Saying goodbye to an old friend

The Washington Times reported, the incandescent light-bulb ban, which goes into effect in March, is another example of excessive government oversight. The bulbs aren’t officially banned, just artificially obsolete. As part of the Energy Independence and Security Act of 2007, Congress mandated that light bulbs have 25 percent greater efficiency, phased in starting in 2012 and continuing until 2014. The law also includes a slew of mandates on appliances and energy use in federal buildings.

A 310-page masterpiece of micromanagement, the law was promoted heavily by then-House Speaker Nancy Pelosi, San Francisco Democrat, and signed by President George W. Bush. The bill was driven by a consortium of manufacturers that stand to profit from forcing people to buy more expensive bulbs and fixtures, plus the environmental lobby, which likes to pretend government regulations can lower the planet’s temperature.

Part of the resistance to the CFL bulbs, most of which are made in China, stems from the fact that they contain mercury. The Environmental Protection Agency had to create a suggested regimen to deal with the extreme hazard of broken fluorescents. The first step is to have people and pets leave the room, which then must be aired out for five to 10 minutes by opening a window or door to the outdoor environment. Next, any central-air heating or air-conditioning system must be shut down. Homeowners then must collect materials needed to clean up the broken bulb. EPA warns, “Vacuuming is not recommended unless broken glass remains after all other cleanup steps have been taken. Vacuuming could spread mercury-containing powder or mercury vapor.” There’s much more, including recycling directions. A shattered incandescent bulb, by contrast, can just be tossed in a garbage bin without triggering an environmental calamity.

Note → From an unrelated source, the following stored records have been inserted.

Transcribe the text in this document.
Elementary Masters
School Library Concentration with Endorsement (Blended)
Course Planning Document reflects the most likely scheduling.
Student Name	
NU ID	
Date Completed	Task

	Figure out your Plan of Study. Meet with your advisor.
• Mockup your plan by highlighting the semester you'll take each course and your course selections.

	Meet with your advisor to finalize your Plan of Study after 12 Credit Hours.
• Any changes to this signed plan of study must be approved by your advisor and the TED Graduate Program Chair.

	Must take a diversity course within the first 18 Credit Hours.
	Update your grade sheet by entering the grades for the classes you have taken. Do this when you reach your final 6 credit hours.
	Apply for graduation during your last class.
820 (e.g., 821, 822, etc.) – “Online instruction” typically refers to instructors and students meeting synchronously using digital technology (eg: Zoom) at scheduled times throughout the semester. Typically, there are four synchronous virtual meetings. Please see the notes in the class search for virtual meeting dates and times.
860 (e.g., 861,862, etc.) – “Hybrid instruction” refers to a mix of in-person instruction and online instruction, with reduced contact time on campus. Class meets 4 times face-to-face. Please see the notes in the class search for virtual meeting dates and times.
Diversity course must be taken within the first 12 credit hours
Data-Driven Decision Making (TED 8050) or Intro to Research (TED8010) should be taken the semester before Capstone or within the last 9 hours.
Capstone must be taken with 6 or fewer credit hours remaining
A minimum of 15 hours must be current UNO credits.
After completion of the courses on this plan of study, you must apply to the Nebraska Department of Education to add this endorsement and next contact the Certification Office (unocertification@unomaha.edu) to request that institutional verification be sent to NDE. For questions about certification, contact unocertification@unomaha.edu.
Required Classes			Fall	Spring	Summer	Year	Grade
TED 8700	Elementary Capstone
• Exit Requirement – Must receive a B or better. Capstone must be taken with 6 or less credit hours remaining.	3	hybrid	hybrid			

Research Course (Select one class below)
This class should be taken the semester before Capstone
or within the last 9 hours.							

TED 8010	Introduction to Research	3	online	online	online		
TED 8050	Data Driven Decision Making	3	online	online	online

So here we go say good bye to our old reliable, inexpensive, and safe incandescent light bulbs. Saying good bye to one of the few American made products we had left and once again making us dependent, to countries like China, for something as simple as a light bulb. Of course it's not like our lawmakers in Washington have any really pressing matters to attend to right?  Just remember in the future practice your  new suggested regimen to deal with the extreme hazard of broken fluorescents, boy howdy!